Singapore’s Ngee Ann Polytechnic transitions to Dante Audio

Wed, 23 Aug 2017 13:43

Sound studios at Ngee Ann Polytechnic, Singapore


Ngee Ann Polytechnic, a higher educational institution in Singapore with nearly 15,000 full-time students, has deployed a Dante Audio over IP network from Audinate to simplify the creation of a self-contained “black box-style” recording space with live performance and audiovisual production capabilities for students.

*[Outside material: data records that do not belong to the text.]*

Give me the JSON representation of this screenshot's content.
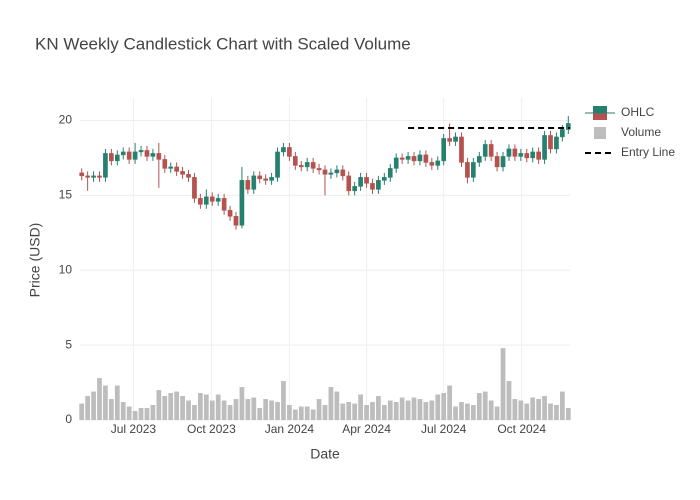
{
  "chart_data": {
    "type": "candlestick",
    "title": "KN Weekly Candlestick Chart with Scaled Volume",
    "x_label": "Date",
    "y_label": "Price (USD)",
    "x": [
      "2023-05-01",
      "2023-05-08",
      "2023-05-15",
      "2023-05-22",
      "2023-05-29",
      "2023-06-05",
      "2023-06-12",
      "2023-06-19",
      "2023-06-26",
      "2023-07-03",
      "2023-07-10",
      "2023-07-17",
      "2023-07-24",
      "2023-07-31",
      "2023-08-07",
      "2023-08-14",
      "2023-08-21",
      "2023-08-28",
      "2023-09-04",
      "2023-09-11",
      "2023-09-18",
      "2023-09-25",
      "2023-10-02",
      "2023-10-09",
      "2023-10-16",
      "2023-10-23",
      "2023-10-30",
      "2023-11-06",
      "2023-11-13",
      "2023-11-20",
      "2023-11-27",
      "2023-12-04",
      "2023-12-11",
      "2023-12-18",
      "2023-12-25",
      "2024-01-01",
      "2024-01-08",
      "2024-01-15",
      "2024-01-22",
      "2024-01-29",
      "2024-02-05",
      "2024-02-12",
      "2024-02-19",
      "2024-02-26",
      "2024-03-04",
      "2024-03-11",
      "2024-03-18",
      "2024-03-25",
      "2024-04-01",
      "2024-04-08",
      "2024-04-15",
      "2024-04-22",
      "2024-04-29",
      "2024-05-06",
      "2024-05-13",
      "2024-05-20",
      "2024-05-27",
      "2024-06-03",
      "2024-06-10",
      "2024-06-17",
      "2024-06-24",
      "2024-07-01",
      "2024-07-08",
      "2024-07-15",
      "2024-07-22",
      "2024-07-29",
      "2024-08-05",
      "2024-08-12",
      "2024-08-19",
      "2024-08-26",
      "2024-09-02",
      "2024-09-09",
      "2024-09-16",
      "2024-09-23",
      "2024-09-30",
      "2024-10-07",
      "2024-10-14",
      "2024-10-21",
      "2024-10-28",
      "2024-11-04",
      "2024-11-11",
      "2024-11-18",
      "2024-11-25"
    ],
    "xlim": [
      "2023-04-29",
      "2024-11-27"
    ],
    "xticks": [
      {
        "value": "2023-07-01",
        "label": "Jul 2023"
      },
      {
        "value": "2023-10-01",
        "label": "Oct 2023"
      },
      {
        "value": "2024-01-01",
        "label": "Jan 2024"
      },
      {
        "value": "2024-04-01",
        "label": "Apr 2024"
      },
      {
        "value": "2024-07-01",
        "label": "Jul 2024"
      },
      {
        "value": "2024-10-01",
        "label": "Oct 2024"
      }
    ],
    "ylim": [
      0,
      21.5
    ],
    "yticks": [
      0,
      5,
      10,
      15,
      20
    ],
    "grid": true,
    "legend_position": "right",
    "series": [
      {
        "name": "OHLC",
        "type": "candlestick",
        "increasing_color": "#26806e",
        "decreasing_color": "#b5514e",
        "open": [
          16.5,
          16.3,
          16.2,
          16.3,
          16.2,
          17.8,
          17.3,
          17.7,
          17.9,
          17.4,
          17.9,
          18.0,
          17.6,
          17.8,
          17.4,
          16.8,
          16.9,
          16.6,
          16.4,
          16.2,
          14.8,
          14.4,
          14.9,
          14.6,
          14.8,
          14.0,
          13.6,
          13.0,
          16.0,
          15.4,
          16.3,
          16.1,
          16.0,
          16.2,
          17.9,
          18.2,
          17.6,
          17.0,
          16.9,
          17.2,
          16.8,
          16.7,
          16.4,
          16.5,
          16.7,
          16.3,
          15.3,
          15.6,
          16.2,
          15.8,
          15.4,
          16.0,
          16.2,
          16.8,
          17.5,
          17.4,
          17.6,
          17.3,
          17.7,
          17.2,
          17.0,
          17.3,
          18.8,
          18.6,
          18.9,
          17.2,
          16.2,
          17.2,
          17.6,
          18.4,
          17.6,
          16.9,
          17.6,
          18.1,
          17.6,
          17.8,
          17.5,
          17.9,
          17.4,
          19.0,
          18.1,
          18.9,
          19.4
        ],
        "high": [
          16.8,
          16.6,
          16.6,
          16.6,
          18.1,
          18.1,
          18.0,
          18.2,
          18.2,
          18.5,
          18.3,
          18.3,
          18.1,
          18.5,
          17.7,
          17.2,
          17.2,
          16.9,
          16.7,
          16.5,
          15.1,
          15.4,
          15.2,
          15.1,
          15.1,
          14.3,
          13.9,
          16.9,
          16.3,
          16.6,
          16.6,
          16.4,
          16.5,
          18.2,
          18.5,
          18.5,
          17.9,
          17.3,
          17.5,
          17.5,
          17.1,
          17.0,
          16.8,
          17.0,
          17.0,
          16.6,
          15.9,
          16.5,
          16.5,
          16.1,
          16.3,
          16.5,
          17.1,
          17.8,
          17.8,
          17.9,
          17.9,
          18.0,
          18.0,
          17.5,
          17.6,
          19.1,
          19.8,
          19.2,
          19.2,
          17.5,
          17.5,
          17.9,
          18.7,
          18.7,
          17.9,
          17.9,
          18.4,
          18.4,
          18.1,
          18.1,
          18.2,
          18.2,
          19.3,
          19.3,
          19.2,
          19.7,
          20.3
        ],
        "low": [
          16.0,
          15.3,
          15.9,
          15.9,
          15.9,
          17.0,
          17.0,
          17.4,
          17.1,
          17.1,
          17.6,
          17.3,
          17.3,
          15.5,
          16.5,
          16.5,
          16.3,
          16.1,
          15.9,
          14.5,
          14.1,
          14.1,
          14.3,
          14.3,
          13.7,
          13.3,
          12.7,
          12.8,
          15.1,
          15.1,
          15.8,
          15.7,
          15.7,
          15.9,
          17.6,
          17.3,
          16.7,
          16.6,
          16.6,
          16.5,
          16.4,
          15.0,
          16.1,
          16.2,
          16.0,
          15.0,
          15.0,
          15.3,
          15.5,
          15.1,
          15.1,
          15.7,
          15.9,
          16.5,
          17.1,
          17.1,
          17.0,
          17.0,
          16.9,
          16.7,
          16.7,
          17.0,
          18.3,
          18.3,
          16.9,
          15.8,
          15.9,
          16.9,
          17.3,
          17.3,
          16.6,
          16.6,
          17.3,
          17.3,
          17.3,
          17.2,
          17.2,
          17.1,
          17.1,
          17.8,
          17.8,
          18.6,
          19.1
        ],
        "close": [
          16.3,
          16.2,
          16.3,
          16.2,
          17.8,
          17.3,
          17.7,
          17.9,
          17.4,
          17.9,
          18.0,
          17.6,
          17.8,
          17.4,
          16.8,
          16.9,
          16.6,
          16.4,
          16.2,
          14.8,
          14.4,
          14.9,
          14.6,
          14.8,
          14.0,
          13.6,
          13.0,
          16.0,
          15.4,
          16.3,
          16.1,
          16.0,
          16.2,
          17.9,
          18.2,
          17.6,
          17.0,
          16.9,
          17.2,
          16.8,
          16.7,
          16.4,
          16.5,
          16.7,
          16.3,
          15.3,
          15.6,
          16.2,
          15.8,
          15.4,
          16.0,
          16.2,
          16.8,
          17.5,
          17.4,
          17.6,
          17.3,
          17.7,
          17.2,
          17.0,
          17.3,
          18.8,
          18.6,
          18.9,
          17.2,
          16.2,
          17.2,
          17.6,
          18.4,
          17.6,
          16.9,
          17.6,
          18.1,
          17.6,
          17.8,
          17.5,
          17.9,
          17.4,
          19.0,
          18.1,
          18.9,
          19.4,
          19.8
        ]
      },
      {
        "name": "Volume",
        "type": "bar",
        "color": "#bdbdbd",
        "values": [
          1.1,
          1.6,
          1.9,
          2.8,
          2.3,
          1.4,
          2.3,
          1.2,
          0.9,
          0.6,
          0.8,
          0.8,
          1.0,
          2.0,
          1.6,
          1.8,
          1.9,
          1.6,
          1.3,
          1.0,
          1.8,
          1.7,
          1.3,
          1.7,
          1.3,
          1.0,
          1.4,
          2.2,
          1.4,
          1.5,
          0.8,
          1.4,
          1.3,
          1.2,
          2.6,
          1.0,
          0.7,
          0.9,
          0.9,
          0.7,
          1.4,
          1.0,
          2.2,
          1.9,
          1.1,
          1.2,
          1.1,
          1.7,
          1.0,
          1.2,
          1.6,
          1.0,
          1.3,
          1.2,
          1.5,
          1.3,
          1.5,
          1.4,
          1.2,
          1.3,
          1.7,
          1.8,
          2.3,
          0.9,
          1.2,
          1.1,
          1.0,
          1.8,
          1.9,
          1.3,
          0.9,
          4.8,
          2.6,
          1.4,
          1.3,
          1.1,
          1.5,
          1.4,
          1.6,
          1.1,
          1.0,
          1.9,
          0.8
        ]
      },
      {
        "name": "Entry Line",
        "type": "line",
        "color": "#000000",
        "dash": true,
        "x": [
          "2024-05-20",
          "2024-11-27"
        ],
        "values": [
          19.5,
          19.5
        ]
      }
    ]
  }
}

Conceptualized by Kim Lau, formerly senior manager of AV technology for the Ngee Ann Polytechnic and now an adviser, the transition to Dante from legacy interconnections and EtherSound solved the integration and budgetary challenges of building a second digital studio to complement an existing hybrid recording space running on an Avid system. Instead, Dante helped to expedite the creation of a single production area split into four areas: two isolation booths running digital audio workstations; one live sound area with house mixers for musical workshops and practice; and another area equipped with Mac workstations for recording projects.

Kim’s goal was to establish a larger space for students to record and mix projects in a way that mimics a real-world professional recording studio. He also wanted to design an infrastructure that could easily incorporate video signals and lighting for live production purposes, with a common network to transport audio, video and control signals between locations. In his design, Dante shares a dedicated VLAN with control signals without any disruption to Dante’s reliability or digital audio quality.

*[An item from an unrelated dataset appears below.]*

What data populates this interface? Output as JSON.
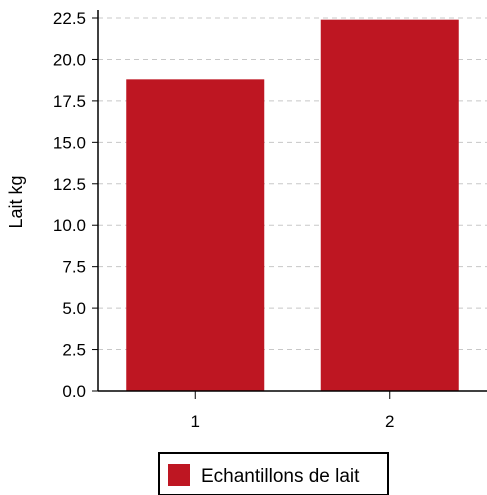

“We saved a significant amount of time and money by deploying Dante, which removed any need to pull XLR cables or multicore from booth to booth. The Dante network uses five interconnection points and an off-the-shelf master switch, and that’s it,” stated Mr Lau. “The limitations of EtherSound meant that we relied on the various bridge and interface devices to move signals, with limited capacity,” said Lau. “We transitioned from a daisy chained architecture to true digital audio networking. Dante clearly provided the low latency, flexibility and capacity we needed to achieve our goals. Dante’s Layer 3 backbone also gives us the flexibility to distribute signals outside of the self-contained recording space to performance venues, which is a benefit we expect to take advantage of shortly.”

The recording space, built around an Avid S6 console and ProTools, incorporates a Dante-enabled DAD AX32 I/O interface, with Dante Virtual Soundcard running on all five Macs. The live sound space utilises two Dante-enabled mixers, a DiGiCo S21 and a Yamaha Q1, complemented by a Rio 1608-D stage box to support all I/O connectivity.

“Dante Virtual Soundcard has been very convenient for everyone, as it removes the need to use a dedicated audio interface,” said Mr Lau. “We can route sound from any of the Mac workstations to the house system, all over the Dante network. At the same time, Dante has removed much of the burden traditionally associated with digital monitoring in conventional audio production, where we would have to rely on clocking locked into a specific sample rate. We can now connect to various devices for monitoring with ease over the Dante network, and even support varied sample rates.” The latter is especially useful for students working on individual devices. In most cases, the live sound space runs at 48kHz and recording at 96kHz. This can create a very complex situation as users manage and monitor signals with varied sample rates over a common network.

“Even with everyone working on separate devices, Dante recognises these varying rates and cleanly synchronises all of them on the network,” said Mr Lau. “That is a huge benefit. From start to finish, Dante has made my life a lot easier.”